Там был еще сотрудник, Марков такой, тоже оперуполномоченный какой-то. Мы вышли с ним в туалет. Я стою у окна, курю сигареты и спрашиваю его: послушайте, стоит мне соглашаться? Я ведь ничего не сделал! 20 лет или 2 года — стоит ли мне соглашаться, т.е. признаться в том, что не делал? Он как-то сразу замялся, молчит, такой. Ничего не говорит. Потом я стал спрашивать, как-то: я, говорю, в растерянности, я не знаю, что делать.
[Д. Синица здесь и в ряде других мест начинает говорить скороговоркой, заикается, частично говорит невнятно, видно, что сильно переживает.]
Я не делал [поджога], но раз у меня только такой выбор, наверно, значит, мне придется что-то выбирать, а может быть, вообще не надо ничего. Он говорит: ну, ты слышал, что тебе сказал, там, человек, ну, вот его [о человеке с избитыми почками]. Я говорю: да, слышал. Я говорю: так что мне решать? Он помолчал, говорит: лучше согласись. А перед этим: не как с опером, а как с человеком посоветоваться в такой ситуации: что мне делать? Он говорит: лучше согласись.
Сделка: 20 лет по статье «Терроризм» или 2 года условно
Мы зашли туда [в комнату к Суковикову], и опять, значит, возня, за... [слово не понятно], я все никак не мог выговорить этот текст, который там предлагался. Вот как-то все неумело говорил, типа, вот, наверное, возможно, я это и сделал. Возможно, я брал банку. Возможно, и шел...ам [слово не понятно], поблевал, наверное. Но как я мог это делать? Ведь это моя квартира [несколько слов не понятно. Скороговорка, заикание]. Как я мог это делать-то? [Суковиков]: говори, говори, что надо! Говори, что надо!

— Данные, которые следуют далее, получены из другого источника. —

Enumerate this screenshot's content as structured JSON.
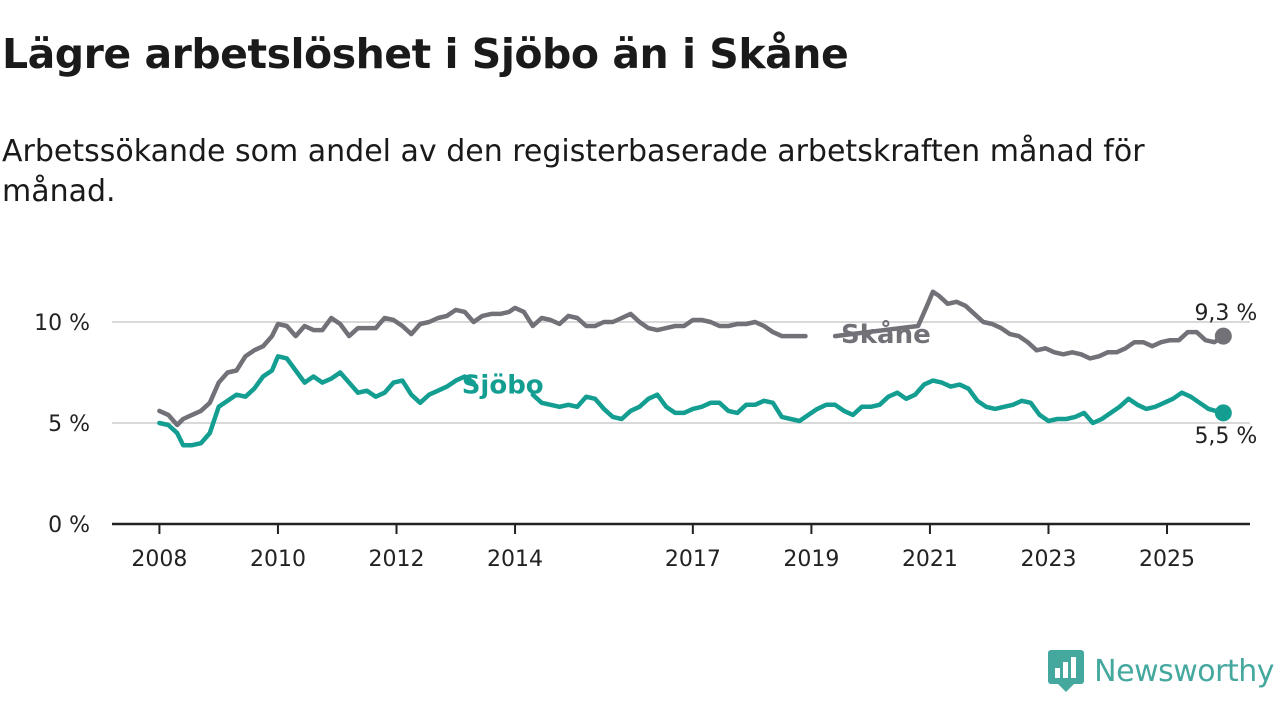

— Это была аудиозапись, что ли?
— Он аудио записывал на свой смартфон. Вот. Ну, это были первичные как бы показания. После этой вот обработки. Вот. Я кое-как выговорил. И то, там, если бы этот текст был положен на бумагу, сразу было бы видно, что это все липа. Потому что там текст был такой, еле выговоренный. Но формально все это случилось.
Потом мы вышли из комнаты и пошли в соседнюю. На другой этаж, там уже сидел следователь. Перед дверью Суковиков — я пришел первым — взял меня за руку. Развернул, говорит: ты помнишь, о чем мы с тобой говорили? Предупреждая меня. 20 лет или 2 года, смотри, не подведи меня, — сказал Суковиков.

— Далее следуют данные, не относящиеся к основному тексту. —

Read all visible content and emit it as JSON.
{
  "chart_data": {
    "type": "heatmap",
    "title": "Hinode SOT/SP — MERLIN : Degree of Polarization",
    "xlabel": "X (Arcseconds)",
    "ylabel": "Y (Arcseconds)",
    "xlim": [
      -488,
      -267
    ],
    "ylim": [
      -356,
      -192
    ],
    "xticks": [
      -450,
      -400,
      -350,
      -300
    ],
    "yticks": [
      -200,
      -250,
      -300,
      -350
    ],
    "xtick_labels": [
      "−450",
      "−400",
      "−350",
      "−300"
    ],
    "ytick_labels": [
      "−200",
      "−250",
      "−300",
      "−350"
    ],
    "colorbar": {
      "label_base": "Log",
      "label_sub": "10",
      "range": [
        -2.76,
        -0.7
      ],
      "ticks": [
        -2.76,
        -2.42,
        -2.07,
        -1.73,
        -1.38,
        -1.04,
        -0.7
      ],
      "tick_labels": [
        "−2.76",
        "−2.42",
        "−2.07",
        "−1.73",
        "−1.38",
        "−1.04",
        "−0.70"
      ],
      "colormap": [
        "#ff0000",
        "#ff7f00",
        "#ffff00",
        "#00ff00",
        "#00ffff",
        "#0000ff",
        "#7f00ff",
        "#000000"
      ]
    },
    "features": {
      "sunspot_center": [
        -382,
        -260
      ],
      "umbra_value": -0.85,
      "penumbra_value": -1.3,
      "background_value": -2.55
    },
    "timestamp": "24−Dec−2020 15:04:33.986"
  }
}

Я зашел туда (к следователю). Все началось то же самое. Опять была с моей стороны какая-то мямля, поскольку я уже забыл, что написал, — а если бы я этого не сделал, мне было бы сложно все проговаривать. Мне он задает вопросы, ну, зачем вы это сделали? Не знаю, а зачем я это сделал. На него смотрю: зачем я это сделал? Он говорит: ну, может быть, вы из какой-то неприязненности к монастырю? Я: да не было неприязни. Они просто нас выселяли, мы сопротивлялись. Вот такие вопросы задавал. То есть каким-то образом, каким-то образом, там, прямого не было такого, он составил протокол. В котором я как бы получался, что я поджог это. Там прямого ответа не было дано. С моей стороны были косвенные ответы. Что само здание — такого я не говорил ему [заметно волнуется].
— У следователя тоже была запись аудио?
— Я не знаю, я не знаю. Я не знаю.
— А Суковиков записывал на смартфон, да?
— Да, это было точно. Он записывал на смартфон. Я не знаю, писал ли следователь, но там все смешно выглядело, признание, поскольку я точно [заикается] не говорил «да», точных фраз я не говорил, я просто задавал вопросы, зачем это я сделал (и ответ): ну, наверное, — я на него (вопрос) говорил [т.е. отвечал «наверное» на вопрос, почему он это сделал, поджег]. У него [следователя] уже был там протокол какой-то, который, очевидно, соорудил Суковиков, там, небольшой какой-то, признательный, он лежал в бумагах, он посмотрел на нее [бумажку].
— А почему этого протокола нет в материалах дела?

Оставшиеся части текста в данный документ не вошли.